Baca berita dengan sedikit iklan, klik di sini

Desa Rambaian menjadi terkenal setelah dipergokinya kayu sebanyak satu juta meter kubik di Sungai Gaung, Indragiri Hilir. Gelondongan kayu berukuran 5–6 meter, yang diduga merupakan hasil jarahan itu, telah disegel polisi pada 21 Juli lalu.

Desa berpenghuni 320 keluarga itu berada di pedalaman Kecamatan Sungai Gaung, kurang lebih 420 kilometer dari Pekanbaru, ibu kota Provinsi Riau. Desa ini menjadi satu-satunya jalan tembus menuju lautan kayu yang hendak disetorkan ke PT Indah Kiat Pulp and Paper,

Log haram berdiameter 30 sentimeter dengan panjang 5–6 meter serta tinggi tumpukan 3 meter ini berjejer di pinggir jalan sejauh 8 kilometer. Jumlah satu juta meter kubik itu termasuk temuan kayu tebangan yang ditimbun di kanal buatan selebar 5 meter dan panjangnya sekitar 75 kilometer.

Warga desa yang ditemui Tempo mengatakan, kanal itu dibikin oleh perusahaan rekanan PT Indah Kiat. Sebagian kayu sudah ditarik dengan kapal ponton untuk dilego melalui jalur laut dan dibawa ke Indah Kiat di Perawang, Kabupaten Siak, untuk diolah menjadi bubur kertas.

Nazaruddin, juru bicara PT Indah Kiat, menampik tudingan kayu yang dibeli dari perusahaan mitranya hasil jarahan. Dasar legalitas yang dipakai Indah Kiat adanya izin usaha dari pemerintah daerah dan Departemen Kehutanan. ”Kalau polisi melihat kayu tersebut bermasalah, itu soal lain. Kami mengikuti saja proses hukumnya,” katanya kepada Tempo.

Temuan kayu ilegal ini bukan yang pertama. Sebelumnya, polisi telah mengendus kayu jarahan di areal pabrik PT Riau Andalan Pulp & Paper di Pangkalan Kerinci, Kabupaten Pelalawan, Riau. Di areal seluas 1.750 hektare itu terdapat sekitar 41 ribu kayu gelondongan bermasalah yang dicampur dengan kayu chip (akasia), bahan baku bubur kertas yang hendak direbus.
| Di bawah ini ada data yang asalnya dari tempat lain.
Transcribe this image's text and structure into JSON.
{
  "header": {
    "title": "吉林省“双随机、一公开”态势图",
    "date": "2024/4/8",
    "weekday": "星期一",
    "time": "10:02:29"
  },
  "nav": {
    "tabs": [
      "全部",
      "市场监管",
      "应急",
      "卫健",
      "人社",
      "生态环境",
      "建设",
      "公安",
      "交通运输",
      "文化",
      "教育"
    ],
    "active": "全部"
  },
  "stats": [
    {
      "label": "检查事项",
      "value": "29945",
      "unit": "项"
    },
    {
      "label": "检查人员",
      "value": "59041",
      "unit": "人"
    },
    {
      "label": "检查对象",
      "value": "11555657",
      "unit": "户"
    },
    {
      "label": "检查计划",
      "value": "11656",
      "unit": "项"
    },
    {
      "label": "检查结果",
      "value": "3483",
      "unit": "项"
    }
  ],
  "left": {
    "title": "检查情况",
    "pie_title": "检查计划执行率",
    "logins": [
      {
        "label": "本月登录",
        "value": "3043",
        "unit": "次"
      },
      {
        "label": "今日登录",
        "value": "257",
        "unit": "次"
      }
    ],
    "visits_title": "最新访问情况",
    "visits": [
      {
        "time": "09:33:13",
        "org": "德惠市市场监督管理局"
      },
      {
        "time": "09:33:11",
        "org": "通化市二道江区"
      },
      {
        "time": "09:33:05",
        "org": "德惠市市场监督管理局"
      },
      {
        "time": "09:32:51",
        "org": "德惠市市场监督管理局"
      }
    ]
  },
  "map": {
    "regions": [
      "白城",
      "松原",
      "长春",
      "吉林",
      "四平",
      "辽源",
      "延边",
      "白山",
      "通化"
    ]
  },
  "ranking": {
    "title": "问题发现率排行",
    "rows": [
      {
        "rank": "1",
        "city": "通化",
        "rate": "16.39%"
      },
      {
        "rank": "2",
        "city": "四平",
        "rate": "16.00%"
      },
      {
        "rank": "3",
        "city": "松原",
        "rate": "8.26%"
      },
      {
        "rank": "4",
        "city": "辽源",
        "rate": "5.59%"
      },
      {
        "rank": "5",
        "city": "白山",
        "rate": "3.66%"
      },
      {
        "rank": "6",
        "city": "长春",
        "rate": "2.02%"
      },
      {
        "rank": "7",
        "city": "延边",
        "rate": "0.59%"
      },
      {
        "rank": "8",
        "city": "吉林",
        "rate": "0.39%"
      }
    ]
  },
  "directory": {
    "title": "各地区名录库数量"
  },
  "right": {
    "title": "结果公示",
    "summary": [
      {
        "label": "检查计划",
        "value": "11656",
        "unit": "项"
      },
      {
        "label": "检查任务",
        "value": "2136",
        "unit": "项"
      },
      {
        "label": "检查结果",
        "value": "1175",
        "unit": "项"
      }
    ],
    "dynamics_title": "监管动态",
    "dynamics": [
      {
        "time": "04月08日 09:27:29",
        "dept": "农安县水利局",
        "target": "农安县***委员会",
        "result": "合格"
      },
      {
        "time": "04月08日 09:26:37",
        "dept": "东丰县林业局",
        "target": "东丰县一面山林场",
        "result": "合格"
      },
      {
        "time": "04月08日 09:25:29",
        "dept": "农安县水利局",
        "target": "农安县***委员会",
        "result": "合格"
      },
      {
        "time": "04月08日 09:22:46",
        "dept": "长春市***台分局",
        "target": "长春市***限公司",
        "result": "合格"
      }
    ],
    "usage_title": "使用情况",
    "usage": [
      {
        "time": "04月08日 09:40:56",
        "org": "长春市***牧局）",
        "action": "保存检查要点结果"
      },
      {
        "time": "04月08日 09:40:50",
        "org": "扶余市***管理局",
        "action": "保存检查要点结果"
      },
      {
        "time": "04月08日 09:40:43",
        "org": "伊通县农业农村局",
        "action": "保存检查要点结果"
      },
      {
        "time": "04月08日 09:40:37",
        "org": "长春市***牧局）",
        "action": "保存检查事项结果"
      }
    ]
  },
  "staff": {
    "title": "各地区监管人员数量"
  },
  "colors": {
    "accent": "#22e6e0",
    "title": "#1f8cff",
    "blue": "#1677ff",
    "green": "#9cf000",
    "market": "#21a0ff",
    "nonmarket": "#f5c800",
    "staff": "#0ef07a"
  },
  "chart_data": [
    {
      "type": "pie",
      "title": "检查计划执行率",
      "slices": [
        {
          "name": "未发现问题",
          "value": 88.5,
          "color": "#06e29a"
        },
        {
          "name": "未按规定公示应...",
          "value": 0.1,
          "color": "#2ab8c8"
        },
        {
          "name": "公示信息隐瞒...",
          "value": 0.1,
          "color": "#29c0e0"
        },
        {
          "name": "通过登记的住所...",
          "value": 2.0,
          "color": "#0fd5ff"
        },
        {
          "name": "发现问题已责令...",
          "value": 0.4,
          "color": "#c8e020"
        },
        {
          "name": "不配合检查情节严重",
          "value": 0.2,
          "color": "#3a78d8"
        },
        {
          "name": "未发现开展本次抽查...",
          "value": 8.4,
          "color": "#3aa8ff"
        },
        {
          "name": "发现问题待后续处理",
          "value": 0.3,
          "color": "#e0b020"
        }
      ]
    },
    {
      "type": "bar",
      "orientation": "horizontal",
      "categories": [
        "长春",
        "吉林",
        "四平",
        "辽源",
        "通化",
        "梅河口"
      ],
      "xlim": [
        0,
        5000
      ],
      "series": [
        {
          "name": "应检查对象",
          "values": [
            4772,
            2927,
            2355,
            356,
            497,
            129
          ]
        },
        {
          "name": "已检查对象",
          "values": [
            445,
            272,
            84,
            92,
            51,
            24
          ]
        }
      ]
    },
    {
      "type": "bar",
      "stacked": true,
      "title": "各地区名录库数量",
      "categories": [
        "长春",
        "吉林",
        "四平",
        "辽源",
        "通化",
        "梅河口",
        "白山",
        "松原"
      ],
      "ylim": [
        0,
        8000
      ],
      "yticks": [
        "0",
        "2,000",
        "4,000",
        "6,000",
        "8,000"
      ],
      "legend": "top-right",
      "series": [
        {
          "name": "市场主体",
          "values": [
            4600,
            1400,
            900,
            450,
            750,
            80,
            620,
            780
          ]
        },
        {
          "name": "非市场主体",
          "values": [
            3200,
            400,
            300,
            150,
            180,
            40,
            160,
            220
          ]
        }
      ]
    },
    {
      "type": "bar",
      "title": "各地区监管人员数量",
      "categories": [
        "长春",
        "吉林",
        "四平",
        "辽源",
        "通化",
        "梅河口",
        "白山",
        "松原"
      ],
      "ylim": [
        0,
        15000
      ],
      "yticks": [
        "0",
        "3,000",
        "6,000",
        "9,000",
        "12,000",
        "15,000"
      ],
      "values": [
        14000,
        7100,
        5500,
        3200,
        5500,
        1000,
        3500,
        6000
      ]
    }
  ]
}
Sembilan aparat dari Kepolisian Resor Pelalawan berjaga secara bergiliran selama 24 jam. Kasus ini terbongkar ketika polisi menahan 25 truk yang mengangkut 1.300 batang kayu di Jalur Lintas Timur Pangkalan Kerinci pada 9 Februari lalu. Tidak selembar pun dokumen yang menyertai kayu-kayu yang disetorkan ke PT Riau Andalan.

Polisi meyakini kayu berdiameter 30 sentimeter itu bukan untuk bubur kertas, melainkan untuk dilego seperti temuan di Sungai Gaung. ”Modus ini sudah berlangsung lama. Itu sebabnya seluruh kayu di areal pabrik kami segel,” ujar Brigadir Jenderal Sutjiptadi, Kepala Kepolisian Daerah Riau.

Namun, langkah polisi tak otomatis mendapat pujian. Departemen Kehutanan menganggap kayu yang dicap haram oleh polisi itu legal, pemiliknya ada, dan izin usahanya masih sah.

Untuk meredam cekcok, departemen yang dipimpin Malam Sambat Kaban memutuskan status quo. Artinya, in-stansi ini tak akan mengutak-atik temuan polisi sampai tim gabungan yang dibentuk pada akhir Juli lalu selesai bertugas. ”Tapi, kalau polisi mau jalan terus, ya silakan saja,” kata Arman Mallolongan, Direktur Jenderal Perlindungan Hutan dan Konservasi Alam, Departemen Kehutanan, kepada Tempo.

Fauzi Mas’ud, Kepala Pusat Informasi Departemen Kehutanan, juga tak begitu yakin soal temuan satu juta meter kubik kayu di Sungai Gaung yang disinyalir hendak disetorkan ke perusahaan PT Indah Kiat Pulp and Paper. ”Kalau jumlah itu benar, tumpukan kayu bisa menutupi luas Pulau Madura. Tak mungkin itu,” kata Fauzi Mas’ud.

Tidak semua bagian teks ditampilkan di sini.